Ketujuh: Keluar darah haid dan darah nifas. Hal ini berdasarkan sabda Nabi Shallallahu ‘alaihi wa Sallam, “Bukankah wanita apabila sedang haid tidak shalat dan tidak puasa?” kapan saja seorang wanita melihat darah haid atau darah nifas, maka puasanya batal, baik hal itu terjadi di siang hari atau di sore hari, bahkan walaupun beberapa saat sebelum maghrib.

  • Jika seorang wanita merasakan ada darah yang akan keluar dan baru terlihat setelah masuknya waktu maghrib maka puasanya sah dan tidak perlu menqadha.

Haram bagi seorang yang berpuasa wajib seperti ramadhan, kaffaroh, dan nadzar melakukan pembatal-pembatal yang telah disebutkan di atas kecuali bila ada udzur yang syar’i seperti sedang safar, sedang sakit, atau udzur lainnya. Karena seorang yang sedang melakukan sesuatu yang wajib harus disempurnakan hingga selesai kecuali bila ada udzur yang dibenarkan.
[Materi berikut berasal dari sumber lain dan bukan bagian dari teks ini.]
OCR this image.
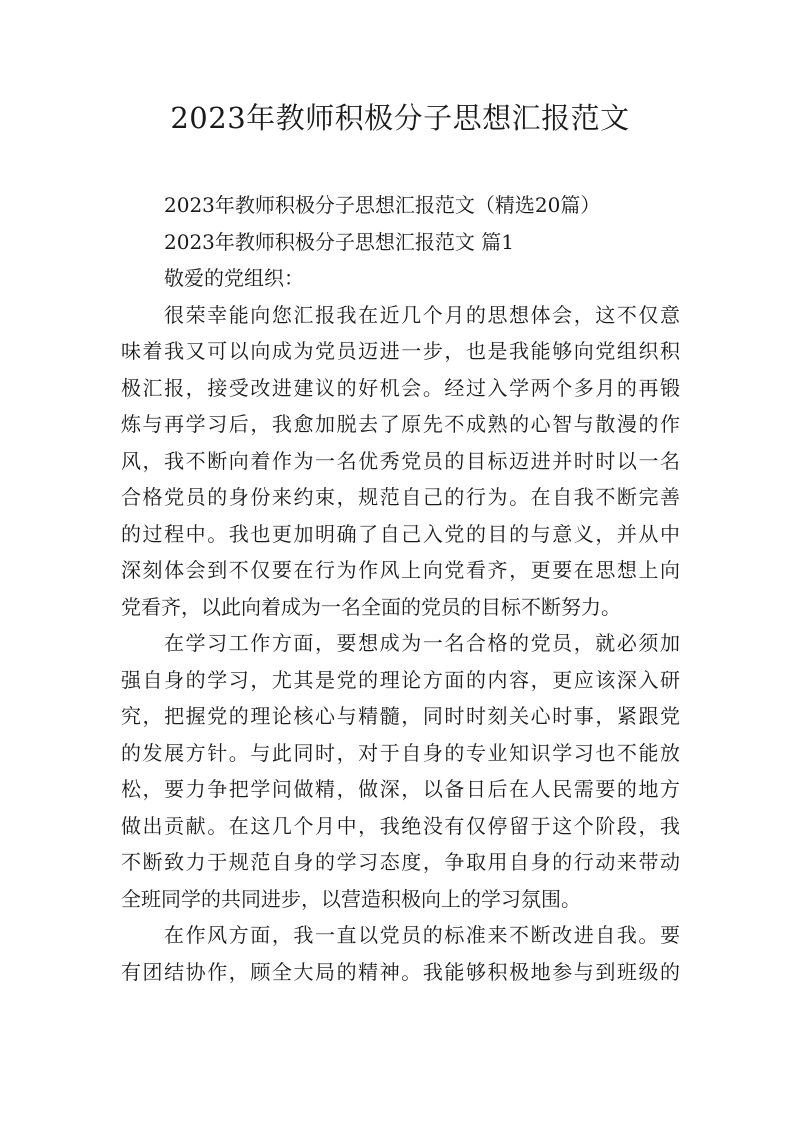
2023年教师积极分子思想汇报范文
2023年教师积极分子思想汇报范文（精选20篇）
2023年教师积极分子思想汇报范文 篇1
敬爱的党组织：
很荣幸能向您汇报我在近几个月的思想体会，这不仅意
味着我又可以向成为党员迈进一步，也是我能够向党组织积
极汇报，接受改进建议的好机会。经过入学两个多月的再锻
炼与再学习后，我愈加脱去了原先不成熟的心智与散漫的作
风，我不断向着作为一名优秀党员的目标迈进并时时以一名
合格党员的身份来约束，规范自己的行为。在自我不断完善
的过程中。我也更加明确了自己入党的目的与意义，并从中
深刻体会到不仅要在行为作风上向党看齐，更要在思想上向
党看齐，以此向着成为一名全面的党员的目标不断努力。
在学习工作方面，要想成为一名合格的党员，就必须加
强自身的学习，尤其是党的理论方面的内容，更应该深入研
究，把握党的理论核心与精髓，同时时刻关心时事，紧跟党
的发展方针。与此同时，对于自身的专业知识学习也不能放
松，要力争把学问做精，做深，以备日后在人民需要的地方
做出贡献。在这几个月中，我绝没有仅停留于这个阶段，我
不断致力于规范自身的学习态度，争取用自身的行动来带动
全班同学的共同进步，以营造积极向上的学习氛围。
在作风方面，我一直以党员的标准来不断改进自我。要
有团结协作，顾全大局的精神。我能够积极地参与到班级的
Apabila pembatal-pembatal tersebut dilakukan di siang hari ramadhan tanpa udzur yang dibenarkan, maka wajib baginya untuk menahan diri dari melakukan pembatal puasa di hari tersebut. Jika berbukanya karena udzur yang dibenarkan, maka tidak diharuskan menahan diri. Adapun bila puasanya adalah puasa sunnah, dibolehkan baginya berbuka walaupun tanpa udzur, namun yang lebih utama adalah menyempurnakannya.

Diterjemahkan secara bebas dan ringkas.